The University of Cape Coast has begun research work to produce Ghana’s first gene-edited crop with increased Vitamin A content whiles trying to improve traits in sweet potatoes.
A PhD candidate, Mr. Samuel Acheampong, of the university’s Department of Molecular Biology and Biotechnology has over the last year been working to increase beta carotene (which is a precursor of Vitamin A) content in sweet potato using CRISPR gene-editing technology.
The plant breeder explained that CRISPR gene-editing is a technique for modifying the genetic materials of living organisms using an enzyme called Cas9 from bacteria. It is a potential technology for food production and future food security. He noted that gene editing is considered a superior technology to genetically modified organism (GMO) technology because it does not introduce genes from other living organisms into the target crop.
“One thing about gene editing is, it’s a one-time event. Once you introduce the Cas9 (into the genetic material of a targeted organism), the Cas9 cuts the DNA.
“Now, when that cut is made, the organism will repair. And once the repair is done, that is all. Cas9 is just an enzyme, within few minutes or hours, it is degraded and there is no trace of it in the organism again.”

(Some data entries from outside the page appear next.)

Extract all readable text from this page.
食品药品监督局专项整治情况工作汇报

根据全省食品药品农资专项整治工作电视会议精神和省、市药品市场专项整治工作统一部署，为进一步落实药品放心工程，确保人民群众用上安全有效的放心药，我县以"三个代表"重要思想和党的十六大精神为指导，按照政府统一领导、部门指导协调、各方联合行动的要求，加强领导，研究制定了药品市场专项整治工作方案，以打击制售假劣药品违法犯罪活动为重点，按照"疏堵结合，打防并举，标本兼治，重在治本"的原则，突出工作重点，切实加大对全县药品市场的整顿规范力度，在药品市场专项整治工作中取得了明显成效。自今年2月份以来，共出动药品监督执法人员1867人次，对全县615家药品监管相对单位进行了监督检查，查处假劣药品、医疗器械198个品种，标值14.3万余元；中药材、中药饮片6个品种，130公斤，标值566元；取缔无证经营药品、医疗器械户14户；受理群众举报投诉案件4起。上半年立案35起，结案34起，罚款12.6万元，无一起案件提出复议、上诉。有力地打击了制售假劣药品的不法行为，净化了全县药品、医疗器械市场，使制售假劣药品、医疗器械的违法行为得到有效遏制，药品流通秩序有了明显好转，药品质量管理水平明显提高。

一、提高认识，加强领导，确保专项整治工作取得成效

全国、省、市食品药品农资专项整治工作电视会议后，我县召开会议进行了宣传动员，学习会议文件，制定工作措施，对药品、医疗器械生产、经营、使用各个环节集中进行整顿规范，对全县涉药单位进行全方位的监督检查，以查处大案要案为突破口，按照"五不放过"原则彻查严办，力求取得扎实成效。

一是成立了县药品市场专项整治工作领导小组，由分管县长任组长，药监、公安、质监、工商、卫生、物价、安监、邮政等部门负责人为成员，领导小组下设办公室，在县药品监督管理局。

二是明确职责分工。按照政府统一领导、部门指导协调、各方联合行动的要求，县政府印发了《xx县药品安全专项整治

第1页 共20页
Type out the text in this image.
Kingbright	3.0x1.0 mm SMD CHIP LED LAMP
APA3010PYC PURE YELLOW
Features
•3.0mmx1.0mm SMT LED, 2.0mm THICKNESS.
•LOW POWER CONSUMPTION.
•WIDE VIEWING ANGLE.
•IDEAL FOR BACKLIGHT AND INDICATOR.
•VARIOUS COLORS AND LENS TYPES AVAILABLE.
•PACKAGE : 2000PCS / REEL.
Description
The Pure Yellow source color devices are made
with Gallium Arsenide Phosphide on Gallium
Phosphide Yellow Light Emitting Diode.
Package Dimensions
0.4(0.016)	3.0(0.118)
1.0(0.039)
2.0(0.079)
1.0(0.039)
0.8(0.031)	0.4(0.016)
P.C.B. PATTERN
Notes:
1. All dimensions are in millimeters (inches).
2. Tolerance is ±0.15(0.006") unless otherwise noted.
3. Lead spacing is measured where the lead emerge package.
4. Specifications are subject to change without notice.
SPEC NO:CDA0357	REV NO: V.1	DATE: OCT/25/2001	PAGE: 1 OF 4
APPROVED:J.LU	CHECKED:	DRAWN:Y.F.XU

Mr. Samuel Acheampong mentioned that his work entails increasing the beta carotene content in sweet potatoes by using CRISPR-Cas9 to knock out the genes responsible for the production of an enzyme in the sweet potato that converts beta carotene into other products.
“The other aspect of my work, I’m looking at how to increase the size of the storage roots, and I’m looking at a set of genes which affects the transport of sugars in plants.
“So, I’m trying to use the CRISPR genome editing to knock out some set of genes, so that there will be more flow of sugars in the crop which will definitely lead to increase in the yield.”Mr. Samuel Acheampong, Plant Breeder
Being the first research work using the CRISPR technology in Ghana, Mr. Samuel Acheampong is convinced that once successful, the technology can be used to solve several other agricultural production challenges in the country and Africa as a whole. He stated that once successful, it is going to be very big for the scientific community and those who are interested in food production, estimating that it will take him up to 5 years to complete his research work.
“In Ghana, we have a big problem with iron deficiency, anaemia. In the food we eat, the iron content is low, and we can use gene editing to increase the iron content. There are many other traits that we can use gene editing to do (improve),” he explained.
“In the US, they have used it, they have been successful in many plants. For Ghana and West Africa, we are now also doing it. You see, when technology comes, you have to adapt it to your own situation and use it to your advantage. So, I believe that when this one goes up, it will encourage other scientists to also pursue studies related to the CRISPR-Cas9 system.”Mr. Samuel Acheampong, Plant Breeder
The plant breeder, therefore, urged African governments to invest in gene editing technologies.
“Governments across Africa should embrace genome editing to improve traits in your crops because when government sponsors a project, a project becomes successful and is given out to the people, I believe people will be more confident in it further than allowing biotech companies to develop it and then sell it to farmers. It will be affordable; everybody can have easy access to it and use it.”